ジョン・マグレガー『This isn't the sort of thing that happens to someone like you』(Bloomsbury、原著2012年)を読む。『これは、あなたみたいな人に起きるたぐいの事件ではない』とでも訳すのかな。
ジョン・マグレガー(Jon McGregor)は、1976年、英国領バミューダ諸島生まれの若い小説家である。作品を読むのははじめてだ。
裏表紙の謳い文句に、「洪水を心配する余りに、川沿いの樹の上に家を建てた男・・・」などとあって、てっきり、イタロ・カルヴィーノ『木のぼり男爵』のような奇想天外な長編小説だと勘違いして、買ってしまった。実際には、奇妙な物語を集めた短編集だった。
奇妙さは、ただのおかしなプロットによるものではない。ひとつひとつの物語に登場する人物たちは、決して論理ではなく、慢性的な偏執や、おそらく自分自身にも説明がつかぬような緩やかな衝動といったようなものによって、動かされている。ただひたすらに、徹底的に、屈折しているのである。彼ら・彼女たちの行動や思考につきあっていると、こちらの無駄な人生の時間や懊悩にも、仲間がいるのだなという気にさえさせられてしまうのだ。
樹上生活者は、毎朝、家の前で放尿し、川を往来する人々がなぜ手を振るのかを考える(とは言えないように、考える)。

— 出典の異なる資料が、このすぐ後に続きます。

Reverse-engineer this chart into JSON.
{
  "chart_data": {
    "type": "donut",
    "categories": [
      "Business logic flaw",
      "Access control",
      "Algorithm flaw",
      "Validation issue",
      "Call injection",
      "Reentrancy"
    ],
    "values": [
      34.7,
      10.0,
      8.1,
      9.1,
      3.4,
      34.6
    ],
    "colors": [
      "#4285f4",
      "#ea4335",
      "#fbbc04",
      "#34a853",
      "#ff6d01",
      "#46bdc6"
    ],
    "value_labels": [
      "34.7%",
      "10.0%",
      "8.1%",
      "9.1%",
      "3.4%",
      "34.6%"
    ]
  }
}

思春期、深夜、女性との逢瀬のあとに人を轢き殺してしまった男は、死体を埋めた場所の近くに老いるまで住み続ける。ある男は、卵から、ありえないほど低い確率で、生育した鶏が出てくる可能性が頭にこびりついて離れない。ある女性は、自動車の運転中に、突然、甜菜が窓ガラスに激突し、おかしな男たちにつきまとわれる。
そのようなプロットは、それぞれの短編を紹介したことにはならない。なぜなら、その状況下での登場人物たちの言動と思考回路こそが、説明できないほど奇怪であるから。
もうどうでもいいだろうと言いたくなるほどの屈折ぶりは、英国人作家のひとつのアイデンティティか。ジュリアン・バーンズだって・・・。
短編によっては1行だけだったり、空白だらけだったり(筒井康隆『虚人たち』のように)、伏字があったりと、実験精神というか、何かヘンなことをやってやろうという意欲が溢れている。しかもそれらが上滑りしており、それすら平気の平左という感覚である。何なんだ、この人は。